Attention-Deficit/Hyperactivity Disorder (ADHD) is among the most prevalent chronic health disorders affecting school-age children [1]. The disorder attracts a lot of controversies [2,3]. One of the main reasons for criticism is the diagnostic process, which in some aspects is subjective and can be relatively easily biased [4].

There is a discrepancy between the expanding scientific biological, genetic and imaging knowledge and the clinical based procedure of ADHD diagnosis [4].

In the absence of available biological markers that would support diagnosis on a routine clinical visit, professionals are asked to continue and use clinical interview, extensive history taking, parent-teacher rating scales, review of psycho-educational test data, and direct observation [4,5]. Shortcomings associated with standard clinical approaches suggest an increasing need to consider complementary strategies for determining diagnostic standing and assessing treatment outcome [4,5].

As in other areas in neurology, there has long been interest in developing laboratory-based technology supported measures that could support ADHD diagnosis and in using technology in order to improve assessment and treatment methods [6-8]. Computerized continuous performance tests (CPT), virtual reality class-room simulators, and even using Nintendo and Wii remote controller through controlling environmental stimulation were suggested [9-11].

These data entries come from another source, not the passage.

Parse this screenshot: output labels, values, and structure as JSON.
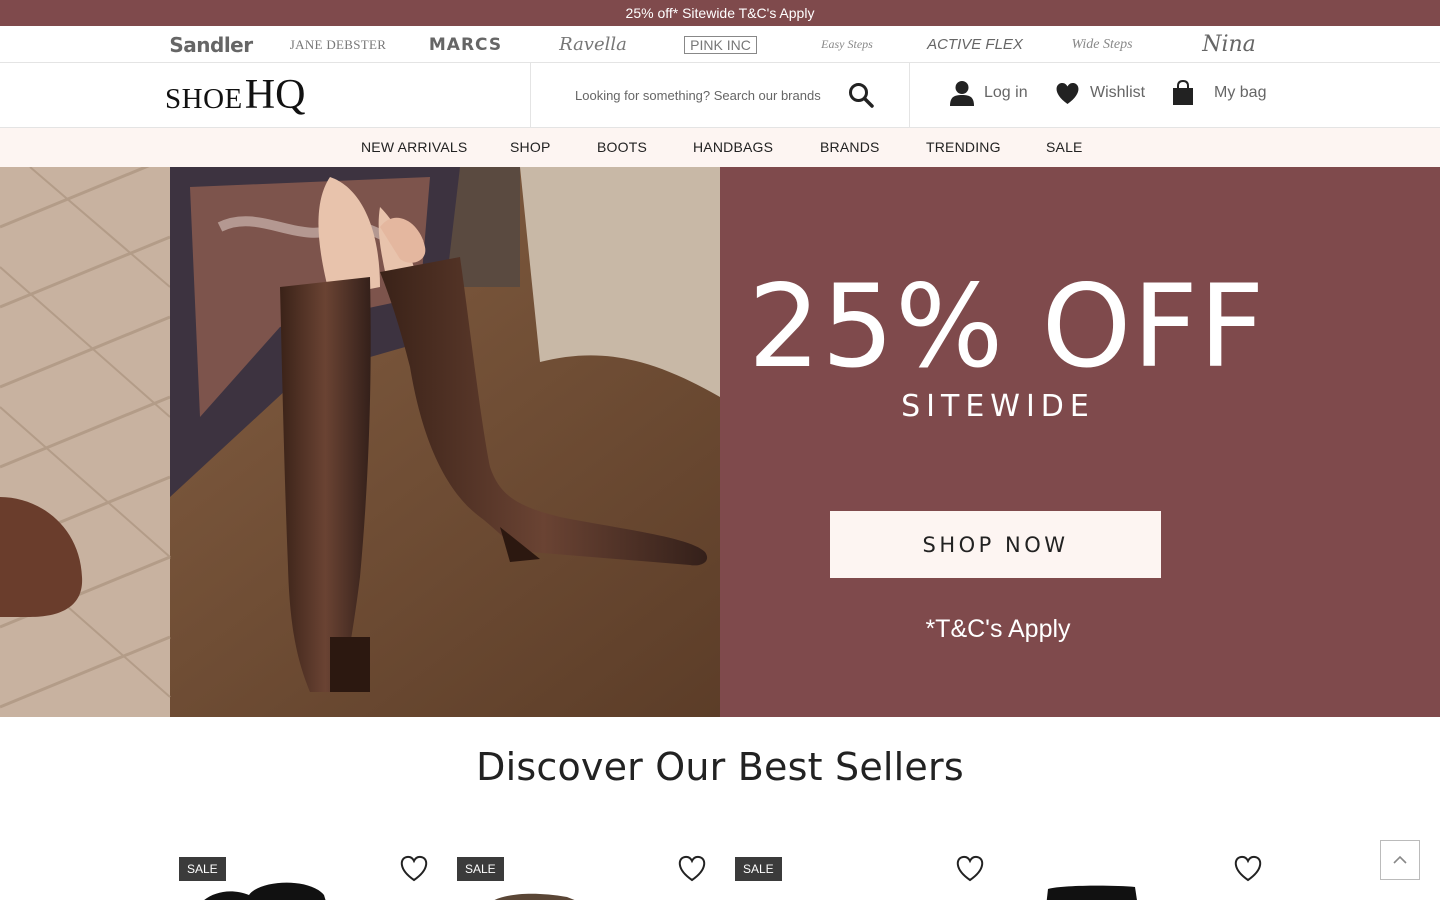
{
  "promo": {
    "text": "25% off* Sitewide T&C's Apply"
  },
  "brands": {
    "sandler": "Sandler",
    "jane_debster": "JANE DEBSTER",
    "marcs": "MARCS",
    "ravella": "Ravella",
    "pink_inc": "PINK INC",
    "easy_steps": "Easy Steps",
    "active_flex": "ACTIVE FLEX",
    "wide_steps": "Wide Steps",
    "nina": "Nina"
  },
  "header": {
    "logo_shoe": "SHOE",
    "logo_hq": "HQ",
    "search_placeholder": "Looking for something? Search our brands",
    "login": "Log in",
    "wishlist": "Wishlist",
    "bag": "My bag"
  },
  "nav": [
    "NEW ARRIVALS",
    "SHOP",
    "BOOTS",
    "HANDBAGS",
    "BRANDS",
    "TRENDING",
    "SALE"
  ],
  "hero": {
    "headline": "25% OFF",
    "asterisk": "*",
    "subheadline": "SITEWIDE",
    "cta": "SHOP NOW",
    "terms": "*T&C's Apply"
  },
  "best_sellers": {
    "title": "Discover Our Best Sellers",
    "products": [
      {
        "badge": "SALE"
      },
      {
        "badge": "SALE"
      },
      {
        "badge": "SALE"
      },
      {
        "badge": ""
      }
    ]
  },
  "colors": {
    "brand_maroon": "#7f4a4c",
    "nav_background": "#fdf5f2",
    "cta_background": "#fdf5f2",
    "badge_background": "#3b3b3b"
  },
  "icons": [
    "search-icon",
    "user-icon",
    "heart-icon",
    "bag-icon",
    "chevron-up-icon"
  ]
}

The clinical utility of these technological measures in the diagnosis and/or treatment of ADHD is the subject of much controversy due to relatively high false negative errors, and low overall utility [4,6].

Most researchers concluded that the data available supporting the validity of these measures is limited and that there is a need for further validity studies [2,4,12].

Through modifying the existing hardware or by adopting software technology, many commercial high-technology products possessing the characteristics of special sensors can be reset or modified in terms of their default functions, and turned into high performance assistive devices to meet the special needs of people with ADHD [10].

Clearly, the diagnostic process of ADHD requires the development of more definitive measures [2,4]. The solution lies in more research that will guide us towards better diagnostic tools. The impact of undiagnosed or misdiagnosed ADHD might have a significant effect on the lives of many children. Therefore, there is a need to compile a mandatory, more accurate, and generally accepted diagnostic battery of tests for all clinicians who assess ADHD children, while strongly considering the incorporation of various technological tools which might improve the validity and accuracy of the diagnosis process and of treatment assessment.